The idea behind such a transaction is to continue to protect the assets of Cal State 9's members and to maintain the company's financial stability, according to the National Credit Union Administration. That group is managing Cal State 9 through the conservatorship, Melinda Love, a regional director with the credit union administration, stated in a letter posted on the Cal State 9 Web site.
"This week, NCUA representatives came to a decision to pursue the combination of Cal State 9 with another credit union," Love stated in her letter to the credit union's members.
Concord-based Cal State 9 would be combined with another credit union through a transaction that would enable the buyer to purchase some or all of Cal State 9's assets and assume some or all of the company's liabilities, including insured deposits.
"This transaction, known as a 'purchase and assumption,' represents the most financially sound decision and is in the best interest of Cal State 9's membership," Long wrote in her letter.
Despite Cal State 9's troubles, the state-ordered conservatorship has enabled the credit union to keep its doors open and to protect the assets of its members.
Still, the backdrop for any deal is the dreadful financial condition of Cal State 9. Losses at the credit union have accelerated dramatically.
During all of 2007, the credit union lost $61.6 million. In September, the credit union's losses totaled $45.9 million over the first nine months of the year. In June, Cal State 9's losses totaled $9.1 million.
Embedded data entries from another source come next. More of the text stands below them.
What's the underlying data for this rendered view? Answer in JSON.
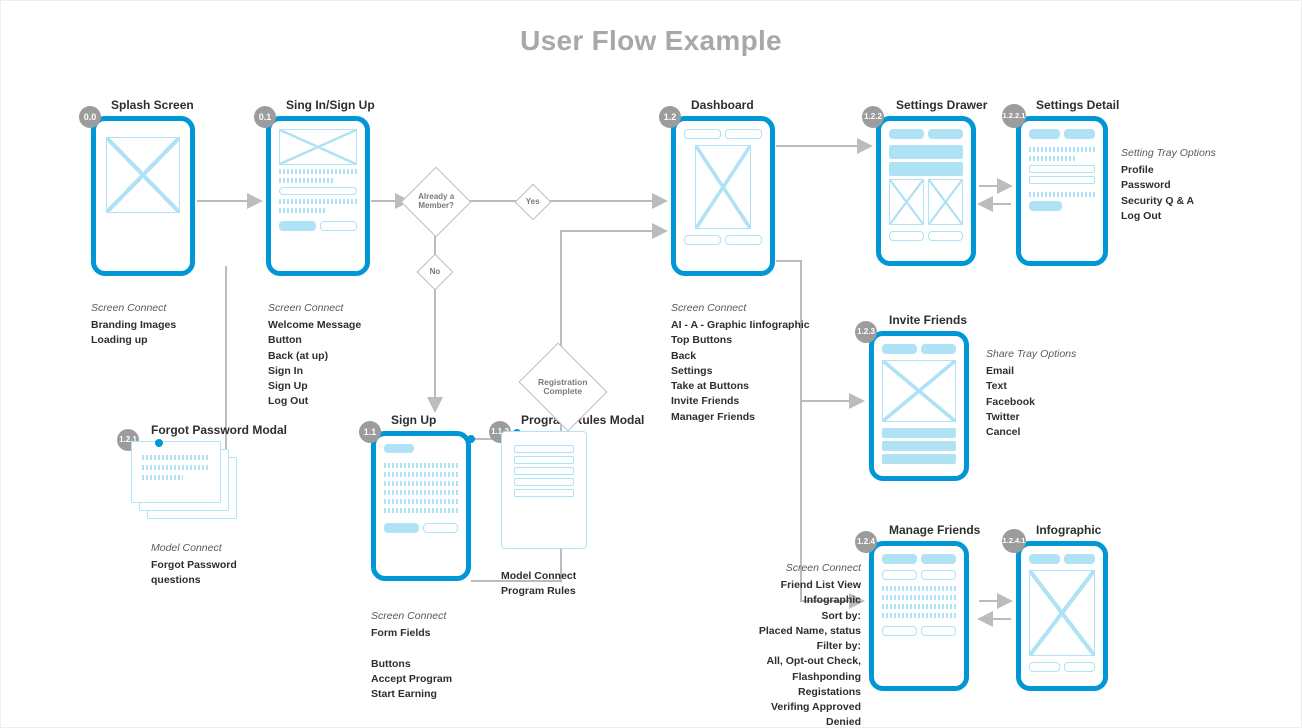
{
  "title": "User Flow Example",
  "screens": {
    "splash": {
      "badge": "0.0",
      "label": "Splash Screen"
    },
    "signin": {
      "badge": "0.1",
      "label": "Sing In/Sign Up"
    },
    "dashboard": {
      "badge": "1.2",
      "label": "Dashboard"
    },
    "settings": {
      "badge": "1.2.2",
      "label": "Settings Drawer"
    },
    "detail": {
      "badge": "1.2.2.1",
      "label": "Settings Detail"
    },
    "signup": {
      "badge": "1.1",
      "label": "Sign Up"
    },
    "rules": {
      "badge": "1.1.2",
      "label": "Program Rules Modal"
    },
    "forgot": {
      "badge": "1.2.1",
      "label": "Forgot Password Modal"
    },
    "invite": {
      "badge": "1.2.3",
      "label": "Invite Friends"
    },
    "manage": {
      "badge": "1.2.4",
      "label": "Manage Friends"
    },
    "info": {
      "badge": "1.2.4.1",
      "label": "Infographic"
    }
  },
  "decisions": {
    "member": "Already a Member?",
    "yes": "Yes",
    "no": "No",
    "regcomplete": "Registration Complete"
  },
  "notes": {
    "splash": {
      "h": "Screen Connect",
      "lines": [
        "Branding Images",
        "Loading up"
      ]
    },
    "signin": {
      "h": "Screen Connect",
      "lines": [
        "Welcome Message",
        "Button",
        "Back (at up)",
        "Sign In",
        "Sign Up",
        "Log Out"
      ]
    },
    "dashboard": {
      "h": "Screen Connect",
      "lines": [
        "AI - A - Graphic Iinfographic",
        "Top Buttons",
        "Back",
        "Settings",
        "Take at Buttons",
        "Invite Friends",
        "Manager Friends"
      ]
    },
    "signup": {
      "h": "Screen Connect",
      "lines": [
        "Form Fields",
        "",
        "Buttons",
        "Accept Program",
        "Start Earning"
      ]
    },
    "forgot": {
      "h": "Model Connect",
      "lines": [
        "Forgot Password",
        "questions"
      ]
    },
    "rules": {
      "h": "Model Connect",
      "lines": [
        "Program Rules"
      ]
    },
    "detail": {
      "h": "Setting Tray Options",
      "lines": [
        "Profile",
        "Password",
        "Security Q & A",
        "Log Out"
      ]
    },
    "invite": {
      "h": "Share Tray Options",
      "lines": [
        "Email",
        "Text",
        "Facebook",
        "Twitter",
        "Cancel"
      ]
    },
    "manage": {
      "h": "Screen Connect",
      "lines": [
        "Friend List View",
        "Infographic",
        "Sort by:",
        "Placed Name, status",
        "Filter by:",
        "All, Opt-out Check,",
        "Flashponding  Registations",
        "Verifing Approved Denied"
      ]
    }
  }
}
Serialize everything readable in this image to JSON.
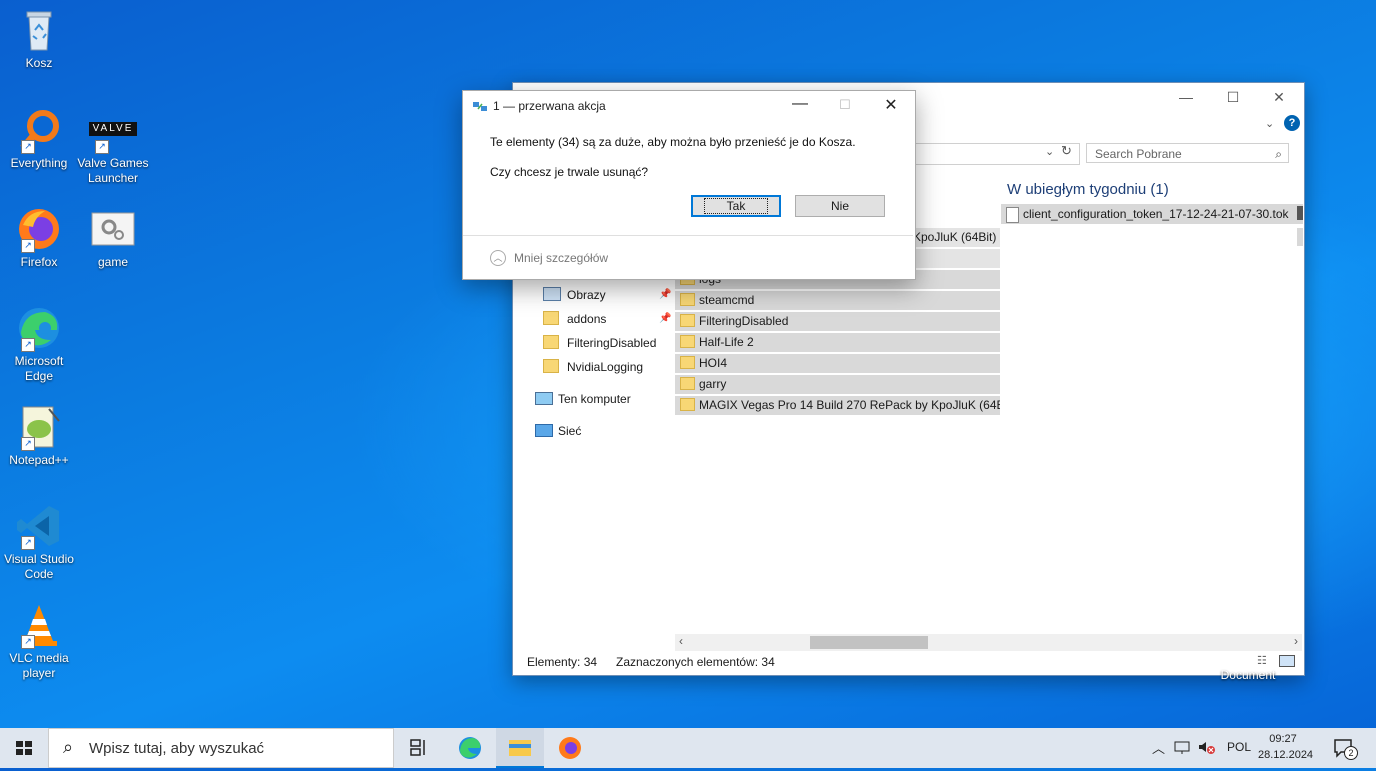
{
  "desktop": {
    "icons": [
      {
        "label": "Kosz",
        "icon": "recycle-bin-icon"
      },
      {
        "label": "Everything",
        "icon": "everything-search-icon"
      },
      {
        "label": "Valve Games Launcher",
        "icon": "valve-icon"
      },
      {
        "label": "Firefox",
        "icon": "firefox-icon"
      },
      {
        "label": "game",
        "icon": "game-gears-icon"
      },
      {
        "label": "Microsoft Edge",
        "icon": "edge-icon"
      },
      {
        "label": "Notepad++",
        "icon": "notepad-plus-plus-icon"
      },
      {
        "label": "Visual Studio Code",
        "icon": "vscode-icon"
      },
      {
        "label": "VLC media player",
        "icon": "vlc-icon"
      }
    ],
    "valve_logo_text": "VALVE",
    "partial_label": "Document"
  },
  "explorer": {
    "search_placeholder": "Search Pobrane",
    "group_title": "W ubiegłym tygodniu (1)",
    "right_file": "client_configuration_token_17-12-24-21-07-30.tok",
    "partial_row": "KpoJluK (64Bit)",
    "nav": [
      {
        "label": "Obrazy",
        "pinned": true
      },
      {
        "label": "addons",
        "pinned": true
      },
      {
        "label": "FilteringDisabled",
        "pinned": false
      },
      {
        "label": "NvidiaLogging",
        "pinned": false
      },
      {
        "label": "Ten komputer",
        "pinned": false
      },
      {
        "label": "Sieć",
        "pinned": false
      }
    ],
    "rows": [
      "logs",
      "steamcmd",
      "FilteringDisabled",
      "Half-Life 2",
      "HOI4",
      "garry",
      "MAGIX Vegas Pro 14 Build 270 RePack by KpoJluK (64Bit)"
    ],
    "status_count": "Elementy: 34",
    "status_selected": "Zaznaczonych elementów: 34"
  },
  "dialog": {
    "title": "1 — przerwana akcja",
    "message": "Te elementy (34) są za duże, aby można było przenieść je do Kosza.",
    "question": "Czy chcesz je trwale usunąć?",
    "yes": "Tak",
    "no": "Nie",
    "details": "Mniej szczegółów"
  },
  "taskbar": {
    "search_placeholder": "Wpisz tutaj, aby wyszukać",
    "language": "POL",
    "time": "09:27",
    "date": "28.12.2024",
    "notification_count": "2"
  },
  "colors": {
    "accent": "#0078d7",
    "selection": "#d9d9d9",
    "folder": "#f8d775",
    "group_title": "#1e3f77"
  }
}
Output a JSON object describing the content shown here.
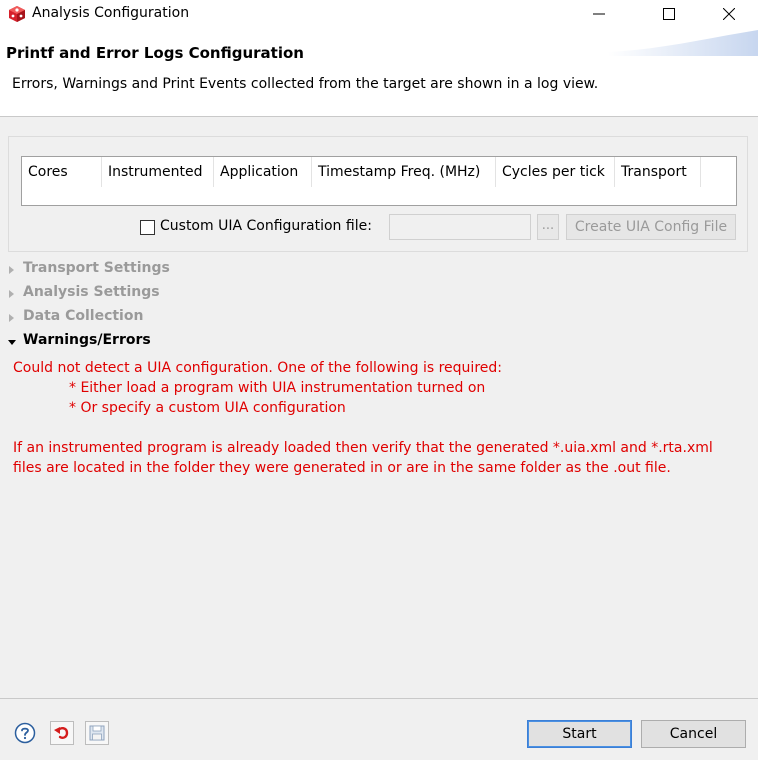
{
  "window": {
    "title": "Analysis Configuration"
  },
  "header": {
    "title": "Printf and Error Logs Configuration",
    "description": "Errors, Warnings and Print Events collected from the target are shown in a log view."
  },
  "table": {
    "columns": [
      "Cores",
      "Instrumented",
      "Application",
      "Timestamp Freq. (MHz)",
      "Cycles per tick",
      "Transport"
    ]
  },
  "uia": {
    "checkbox_label": "Custom UIA Configuration file:",
    "checked": false,
    "file_value": "",
    "browse_label": "...",
    "create_label": "Create UIA Config File"
  },
  "sections": [
    {
      "label": "Transport Settings",
      "expanded": false
    },
    {
      "label": "Analysis Settings",
      "expanded": false
    },
    {
      "label": "Data Collection",
      "expanded": false
    },
    {
      "label": "Warnings/Errors",
      "expanded": true
    }
  ],
  "errors": {
    "line1": "Could not detect a UIA configuration. One of the following is required:",
    "bullet1": "* Either load a program with UIA instrumentation turned on",
    "bullet2": "* Or specify a custom UIA configuration",
    "para1": "If an instrumented program is already loaded then verify that the generated *.uia.xml and *.rta.xml",
    "para2": "files are located in the folder they were generated in or are in the same folder as the .out file."
  },
  "buttons": {
    "start": "Start",
    "cancel": "Cancel"
  },
  "colors": {
    "error_text": "#e00000",
    "accent": "#3c7fd6",
    "app_icon": "#d6202a"
  },
  "icons": [
    "app-cube-icon",
    "minimize-icon",
    "maximize-icon",
    "close-icon",
    "chevron-right-icon",
    "chevron-down-icon",
    "help-icon",
    "revert-icon",
    "save-icon"
  ]
}
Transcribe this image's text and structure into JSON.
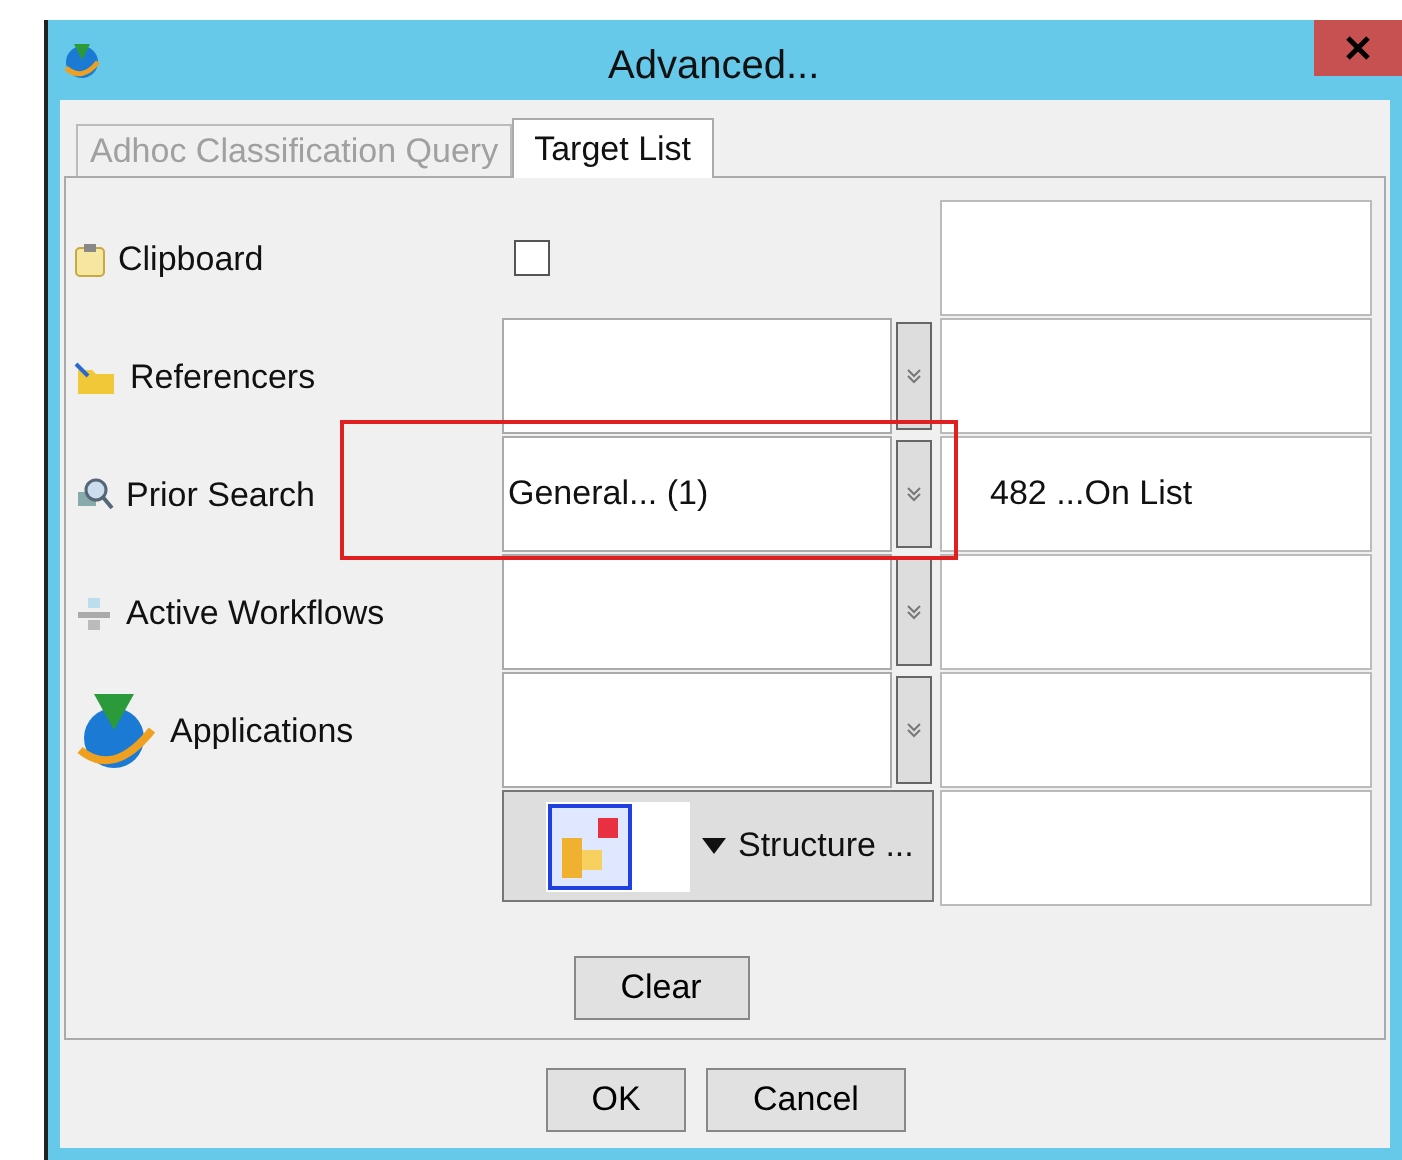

During 2006, Cal State 9 posted a profit of $9.5 million.
Cal State 9's woes were fueled by the credit union's venture into home equity loans. When the mortgage meltdown shredded the economy, Cal State 9 was saddled with a rising number of delinquent loans.
By year's end, Cal State 9 was burdened by nearly $68 million in real estate loans that were delinquent by more than one month, according to a regular quarterly report the credit union files.
The National Credit Union Administration said it believes a transaction could be completed by early this summer.
Discussions have begun with credit unions that could undertake a deal, said John McKechnie III, public and congressional affairs director with the credit union administration. The group's officials did not identify the possible candidates.
"These situations are rare," McKechnie said. "The National Credit Union Administration would manage whatever assets and whatever liabilities would remain" once the deal was concluded.
The nature and amount of the residual assets or liabilities would vary on a case-by-case basis.
"Our agency's first interest is to preserve all of the assets of the members," McKechnie said.
Credit unions pay a deposit and insurance assessment into the National Credit Union Share Insurance Fund, which is like the FDIC fund to insure bank and thrift deposits. That fund provides the financial support to allow the credit union administration to handle assets and liabilities as necessary.
Cal State 9 is the second East Bay credit union in recent months to stumble into a quagmire of housing-related mortgage failures and red ink.
Pleasanton-based Sterlent Credit Union is attempting to combat a loss of $4.8 million during 2007 and millions of dollars in delinquent mortgages. That company continues to operate as usual and is protecting its members' assets while it attempts to stabilize its operations.
That same message of assurance is being delivered to Cal State 9 customers.
"We want Cal State 9 members to know that their funds are insured, the doors are open and come on in," McKechnie said.